Robert McCulloch is a Professor in the School of Mathematical and Statistical Sciences at Arizona State University. He received his PhD from the University of Minnesota. Dr. McCulloch's research focuses on Bayesian statistics. The computational revolution has triggered a Renaissance of Bayesianism particularly in complex, high-dimensional data settings. Much of Rob's recent research is on Bayesian approaches to tree-based ensemble models known as Bayesian Additive Regression Trees (BART). BART has emerged as one of the most flexible tools in the Machine Learning toolbox. According to Google Scholar, he has over 7000 citations in the last 5 years including exemplar BART applications for personalized medicine, NHL penalties, selection of long-term portfolios, and scale conversion for marketing data. In 1997, he was elected as a fellow of the American Statistical Association.
Rodney Sparapani has over thirty years of experience as a statistician mainly in academic research with stints in industry and government. He earned his PhD in Biostatistics from the Medical College of Wisconsin (MCW) working with his adviser Purushottam (Prakash) Laud. Rodney is now an Associate Professor of Biostatistics at MCW's Milwaukee campus. He was elected as chair of the ISBA Biopharm Section in 2021 and as the current President for the Wisconsin Chapter of the ASA. Last year, he was the winner of the ISBA Biopharm section's Best Paper Award for his article on NFT BART entitled "Nonparametric failure time: Time-to-event machine learning with heteroskedastic Bayesian additive regression trees and low information omnibus Dirichlet process mixtures" published in Biometrics (2023).

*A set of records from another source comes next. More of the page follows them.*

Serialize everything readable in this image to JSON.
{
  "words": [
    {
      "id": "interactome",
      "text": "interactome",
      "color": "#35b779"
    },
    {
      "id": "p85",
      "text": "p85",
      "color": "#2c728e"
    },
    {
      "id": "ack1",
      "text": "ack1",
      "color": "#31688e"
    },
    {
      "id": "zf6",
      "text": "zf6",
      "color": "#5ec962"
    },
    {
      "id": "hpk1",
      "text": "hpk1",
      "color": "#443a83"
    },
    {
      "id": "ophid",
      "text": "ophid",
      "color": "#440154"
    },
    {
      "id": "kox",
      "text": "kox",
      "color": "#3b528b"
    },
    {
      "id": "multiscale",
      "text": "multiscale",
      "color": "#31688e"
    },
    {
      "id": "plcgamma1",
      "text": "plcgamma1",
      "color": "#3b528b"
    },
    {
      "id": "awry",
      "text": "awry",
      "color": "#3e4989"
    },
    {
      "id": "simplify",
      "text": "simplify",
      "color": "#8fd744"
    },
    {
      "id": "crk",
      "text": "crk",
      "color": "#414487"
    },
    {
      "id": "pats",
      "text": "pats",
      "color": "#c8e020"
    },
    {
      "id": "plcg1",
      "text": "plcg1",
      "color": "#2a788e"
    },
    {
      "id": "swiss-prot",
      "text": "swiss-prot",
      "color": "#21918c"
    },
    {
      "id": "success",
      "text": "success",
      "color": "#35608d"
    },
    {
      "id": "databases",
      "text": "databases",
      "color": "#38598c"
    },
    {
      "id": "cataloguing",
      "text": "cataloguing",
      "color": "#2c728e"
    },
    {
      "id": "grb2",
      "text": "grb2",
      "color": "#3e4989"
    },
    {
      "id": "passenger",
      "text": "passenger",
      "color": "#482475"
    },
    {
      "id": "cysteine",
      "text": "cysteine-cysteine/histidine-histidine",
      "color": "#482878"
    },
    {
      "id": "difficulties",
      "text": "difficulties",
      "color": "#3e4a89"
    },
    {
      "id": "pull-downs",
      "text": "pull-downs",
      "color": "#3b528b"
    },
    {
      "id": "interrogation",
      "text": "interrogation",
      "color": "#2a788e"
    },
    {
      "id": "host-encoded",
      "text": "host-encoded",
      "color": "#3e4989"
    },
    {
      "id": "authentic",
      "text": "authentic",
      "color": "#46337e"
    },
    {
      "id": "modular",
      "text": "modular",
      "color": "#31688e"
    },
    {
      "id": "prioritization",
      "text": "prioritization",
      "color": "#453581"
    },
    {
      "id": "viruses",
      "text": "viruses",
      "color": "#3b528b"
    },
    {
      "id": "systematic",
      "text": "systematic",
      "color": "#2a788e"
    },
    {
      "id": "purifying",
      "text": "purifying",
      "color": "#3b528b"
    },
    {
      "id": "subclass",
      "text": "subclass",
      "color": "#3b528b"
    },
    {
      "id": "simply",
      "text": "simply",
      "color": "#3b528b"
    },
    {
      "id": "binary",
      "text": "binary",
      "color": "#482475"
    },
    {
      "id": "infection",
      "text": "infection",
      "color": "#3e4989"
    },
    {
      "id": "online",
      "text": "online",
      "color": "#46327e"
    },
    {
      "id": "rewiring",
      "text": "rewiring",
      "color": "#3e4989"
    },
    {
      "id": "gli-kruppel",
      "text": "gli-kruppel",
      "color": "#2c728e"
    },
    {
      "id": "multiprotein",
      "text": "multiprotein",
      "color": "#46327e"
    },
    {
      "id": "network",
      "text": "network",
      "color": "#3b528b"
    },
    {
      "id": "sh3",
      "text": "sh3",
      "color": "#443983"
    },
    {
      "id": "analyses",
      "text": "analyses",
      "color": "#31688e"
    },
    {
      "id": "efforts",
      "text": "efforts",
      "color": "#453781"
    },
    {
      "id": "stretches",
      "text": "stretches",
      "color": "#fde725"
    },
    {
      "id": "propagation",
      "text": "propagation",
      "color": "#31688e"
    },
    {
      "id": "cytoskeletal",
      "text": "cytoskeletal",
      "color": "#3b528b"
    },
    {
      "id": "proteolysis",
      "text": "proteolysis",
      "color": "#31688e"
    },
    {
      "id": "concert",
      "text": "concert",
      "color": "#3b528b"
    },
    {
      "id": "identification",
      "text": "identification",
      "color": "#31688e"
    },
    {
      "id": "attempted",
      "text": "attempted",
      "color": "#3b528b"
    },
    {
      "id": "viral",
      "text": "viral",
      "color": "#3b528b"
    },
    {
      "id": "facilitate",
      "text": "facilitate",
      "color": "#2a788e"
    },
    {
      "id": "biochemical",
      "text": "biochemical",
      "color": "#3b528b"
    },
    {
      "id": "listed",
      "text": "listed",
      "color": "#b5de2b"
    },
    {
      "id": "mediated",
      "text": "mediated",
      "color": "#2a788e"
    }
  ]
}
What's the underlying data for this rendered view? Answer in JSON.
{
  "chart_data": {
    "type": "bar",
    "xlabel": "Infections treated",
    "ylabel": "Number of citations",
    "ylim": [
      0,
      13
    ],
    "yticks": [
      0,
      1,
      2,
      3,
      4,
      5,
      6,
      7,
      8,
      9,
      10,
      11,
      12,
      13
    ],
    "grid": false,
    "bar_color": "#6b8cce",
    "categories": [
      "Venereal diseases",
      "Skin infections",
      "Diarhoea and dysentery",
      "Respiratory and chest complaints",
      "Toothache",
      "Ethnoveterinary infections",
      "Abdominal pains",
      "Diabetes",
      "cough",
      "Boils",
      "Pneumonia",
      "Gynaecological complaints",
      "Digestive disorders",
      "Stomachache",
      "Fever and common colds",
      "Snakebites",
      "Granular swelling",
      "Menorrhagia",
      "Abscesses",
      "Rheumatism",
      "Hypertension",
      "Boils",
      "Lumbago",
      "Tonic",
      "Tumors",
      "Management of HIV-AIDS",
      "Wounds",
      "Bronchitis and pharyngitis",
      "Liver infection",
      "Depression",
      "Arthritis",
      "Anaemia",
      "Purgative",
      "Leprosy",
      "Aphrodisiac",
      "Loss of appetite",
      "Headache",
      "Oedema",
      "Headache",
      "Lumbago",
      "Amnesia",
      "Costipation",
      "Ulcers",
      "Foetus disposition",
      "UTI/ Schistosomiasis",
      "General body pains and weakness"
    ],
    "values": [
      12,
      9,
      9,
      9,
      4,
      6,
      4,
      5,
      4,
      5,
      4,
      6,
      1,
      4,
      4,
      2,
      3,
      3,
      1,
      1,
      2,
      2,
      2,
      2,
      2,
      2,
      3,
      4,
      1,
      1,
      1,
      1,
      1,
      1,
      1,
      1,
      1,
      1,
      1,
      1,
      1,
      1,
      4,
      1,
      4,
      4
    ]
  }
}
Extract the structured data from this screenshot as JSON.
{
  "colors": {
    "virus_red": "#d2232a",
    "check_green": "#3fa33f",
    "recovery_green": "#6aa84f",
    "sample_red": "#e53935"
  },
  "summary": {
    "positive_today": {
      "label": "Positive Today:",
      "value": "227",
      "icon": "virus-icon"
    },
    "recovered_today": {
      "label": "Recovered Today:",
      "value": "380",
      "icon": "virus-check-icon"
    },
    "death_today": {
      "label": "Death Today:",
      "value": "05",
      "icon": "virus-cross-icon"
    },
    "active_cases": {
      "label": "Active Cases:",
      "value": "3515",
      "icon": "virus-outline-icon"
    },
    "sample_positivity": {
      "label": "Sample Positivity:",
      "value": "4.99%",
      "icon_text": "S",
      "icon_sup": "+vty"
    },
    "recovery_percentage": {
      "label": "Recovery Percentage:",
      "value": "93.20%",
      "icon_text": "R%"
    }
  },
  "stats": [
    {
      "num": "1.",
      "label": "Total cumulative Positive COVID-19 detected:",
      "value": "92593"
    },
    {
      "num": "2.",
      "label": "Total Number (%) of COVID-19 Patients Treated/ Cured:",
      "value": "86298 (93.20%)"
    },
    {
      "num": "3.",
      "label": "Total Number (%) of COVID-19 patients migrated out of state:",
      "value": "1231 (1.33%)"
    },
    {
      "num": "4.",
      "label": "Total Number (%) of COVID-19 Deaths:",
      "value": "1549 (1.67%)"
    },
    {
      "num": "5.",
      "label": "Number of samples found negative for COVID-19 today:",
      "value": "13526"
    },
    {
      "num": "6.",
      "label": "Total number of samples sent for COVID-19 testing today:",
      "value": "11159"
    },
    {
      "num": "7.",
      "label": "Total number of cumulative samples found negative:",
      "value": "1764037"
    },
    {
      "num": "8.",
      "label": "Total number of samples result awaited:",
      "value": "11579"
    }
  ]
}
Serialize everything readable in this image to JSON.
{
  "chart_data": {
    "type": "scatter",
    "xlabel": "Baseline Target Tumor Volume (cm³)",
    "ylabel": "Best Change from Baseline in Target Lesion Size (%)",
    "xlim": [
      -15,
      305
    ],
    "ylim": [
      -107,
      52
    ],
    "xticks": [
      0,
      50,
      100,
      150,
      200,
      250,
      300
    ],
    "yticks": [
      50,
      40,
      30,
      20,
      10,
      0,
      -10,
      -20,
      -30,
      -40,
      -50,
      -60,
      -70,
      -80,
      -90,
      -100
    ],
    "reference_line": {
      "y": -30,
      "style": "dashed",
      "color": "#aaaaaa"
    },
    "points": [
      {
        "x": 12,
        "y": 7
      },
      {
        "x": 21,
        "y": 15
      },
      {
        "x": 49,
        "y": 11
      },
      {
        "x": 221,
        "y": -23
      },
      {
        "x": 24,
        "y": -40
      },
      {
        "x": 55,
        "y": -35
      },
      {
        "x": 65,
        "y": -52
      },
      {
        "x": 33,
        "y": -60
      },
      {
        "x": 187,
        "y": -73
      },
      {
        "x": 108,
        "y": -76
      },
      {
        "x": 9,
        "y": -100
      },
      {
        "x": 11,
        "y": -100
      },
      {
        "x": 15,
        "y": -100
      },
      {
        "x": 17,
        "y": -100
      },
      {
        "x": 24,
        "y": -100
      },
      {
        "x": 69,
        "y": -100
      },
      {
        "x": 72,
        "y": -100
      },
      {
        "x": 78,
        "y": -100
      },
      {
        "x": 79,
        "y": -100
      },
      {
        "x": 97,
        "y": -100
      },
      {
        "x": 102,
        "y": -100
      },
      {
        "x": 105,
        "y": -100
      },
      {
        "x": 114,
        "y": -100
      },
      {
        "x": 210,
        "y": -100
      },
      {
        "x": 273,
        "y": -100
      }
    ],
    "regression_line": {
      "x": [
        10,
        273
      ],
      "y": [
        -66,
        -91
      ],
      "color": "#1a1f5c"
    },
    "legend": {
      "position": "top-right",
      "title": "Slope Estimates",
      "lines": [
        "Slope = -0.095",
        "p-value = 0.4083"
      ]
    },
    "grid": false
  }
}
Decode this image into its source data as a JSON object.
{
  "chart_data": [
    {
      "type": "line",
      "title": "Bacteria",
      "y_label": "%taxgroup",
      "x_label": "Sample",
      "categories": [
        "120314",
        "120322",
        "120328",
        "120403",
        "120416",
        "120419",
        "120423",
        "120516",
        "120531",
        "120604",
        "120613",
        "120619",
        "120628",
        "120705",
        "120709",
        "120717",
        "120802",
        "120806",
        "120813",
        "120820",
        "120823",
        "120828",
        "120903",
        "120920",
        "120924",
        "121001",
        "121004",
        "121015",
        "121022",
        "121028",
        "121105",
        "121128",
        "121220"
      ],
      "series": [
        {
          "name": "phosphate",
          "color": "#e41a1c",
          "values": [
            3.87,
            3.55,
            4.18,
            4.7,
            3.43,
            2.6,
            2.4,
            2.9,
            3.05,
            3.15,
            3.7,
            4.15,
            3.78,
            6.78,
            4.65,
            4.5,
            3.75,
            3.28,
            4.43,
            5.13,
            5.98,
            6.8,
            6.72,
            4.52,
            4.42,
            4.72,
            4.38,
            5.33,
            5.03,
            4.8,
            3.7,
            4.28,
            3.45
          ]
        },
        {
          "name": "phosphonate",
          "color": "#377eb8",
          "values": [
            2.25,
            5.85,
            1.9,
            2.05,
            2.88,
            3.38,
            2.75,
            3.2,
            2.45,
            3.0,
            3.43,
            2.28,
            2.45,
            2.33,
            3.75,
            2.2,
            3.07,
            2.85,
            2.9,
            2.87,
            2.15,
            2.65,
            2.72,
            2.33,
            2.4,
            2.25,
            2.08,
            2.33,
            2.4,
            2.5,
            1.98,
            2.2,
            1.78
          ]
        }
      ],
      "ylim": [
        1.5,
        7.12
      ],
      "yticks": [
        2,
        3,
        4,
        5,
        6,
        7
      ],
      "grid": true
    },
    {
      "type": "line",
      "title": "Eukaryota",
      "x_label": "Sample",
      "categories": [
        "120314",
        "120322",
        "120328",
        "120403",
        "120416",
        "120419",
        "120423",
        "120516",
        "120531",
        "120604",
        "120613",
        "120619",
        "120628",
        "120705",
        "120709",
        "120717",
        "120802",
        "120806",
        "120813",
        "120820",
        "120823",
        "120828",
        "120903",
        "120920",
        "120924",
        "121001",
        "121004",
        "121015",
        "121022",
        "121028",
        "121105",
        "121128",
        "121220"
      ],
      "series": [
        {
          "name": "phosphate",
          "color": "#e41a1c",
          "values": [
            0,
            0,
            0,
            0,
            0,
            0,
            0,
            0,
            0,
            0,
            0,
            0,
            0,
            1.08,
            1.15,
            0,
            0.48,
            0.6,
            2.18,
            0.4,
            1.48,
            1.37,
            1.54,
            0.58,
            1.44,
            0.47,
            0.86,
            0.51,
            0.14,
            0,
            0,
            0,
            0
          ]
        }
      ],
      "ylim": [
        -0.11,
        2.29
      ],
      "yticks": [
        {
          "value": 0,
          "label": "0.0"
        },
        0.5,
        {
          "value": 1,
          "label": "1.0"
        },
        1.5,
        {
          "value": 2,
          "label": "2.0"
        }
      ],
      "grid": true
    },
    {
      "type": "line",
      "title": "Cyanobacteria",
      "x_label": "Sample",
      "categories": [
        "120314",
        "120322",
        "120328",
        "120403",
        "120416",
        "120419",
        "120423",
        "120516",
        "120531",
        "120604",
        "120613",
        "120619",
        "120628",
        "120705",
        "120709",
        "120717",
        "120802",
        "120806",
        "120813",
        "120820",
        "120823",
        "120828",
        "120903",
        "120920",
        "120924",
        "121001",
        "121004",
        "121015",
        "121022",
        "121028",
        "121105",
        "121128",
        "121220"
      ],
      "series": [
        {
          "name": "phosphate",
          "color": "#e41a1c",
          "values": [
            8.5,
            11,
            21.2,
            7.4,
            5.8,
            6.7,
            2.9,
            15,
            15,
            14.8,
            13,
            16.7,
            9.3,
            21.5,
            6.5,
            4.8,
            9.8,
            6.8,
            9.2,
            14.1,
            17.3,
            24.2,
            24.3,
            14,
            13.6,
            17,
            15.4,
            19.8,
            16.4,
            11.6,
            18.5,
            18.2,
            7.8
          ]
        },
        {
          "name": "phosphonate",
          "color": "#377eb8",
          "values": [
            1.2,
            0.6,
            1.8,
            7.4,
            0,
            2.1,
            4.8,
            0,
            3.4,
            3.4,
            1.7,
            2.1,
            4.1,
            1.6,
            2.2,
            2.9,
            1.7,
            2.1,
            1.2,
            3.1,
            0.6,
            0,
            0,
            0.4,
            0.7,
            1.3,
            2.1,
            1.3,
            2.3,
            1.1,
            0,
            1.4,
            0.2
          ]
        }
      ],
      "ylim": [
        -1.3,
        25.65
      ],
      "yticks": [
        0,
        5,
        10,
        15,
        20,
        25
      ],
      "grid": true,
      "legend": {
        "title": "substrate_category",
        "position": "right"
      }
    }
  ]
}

Antonio Linero is an Associate Professor in the Department of Statistics and Data Sciences at the University of Texas at Austin. He obtained his PhD in Statistics from the University of Florida in 2015 advised by Mike Daniels and Hani Doss. Tony was a faculty member at Florida State University before joining UT Austin in 2019. His research focuses on developing Bayesian nonparametric methods for causal inference, missing data and high-dimensional problems. In this topic area, Dr. Linero has authored a book (with Daniels and Jason Roy) and has taught short courses at ISBA and ENAR meetings.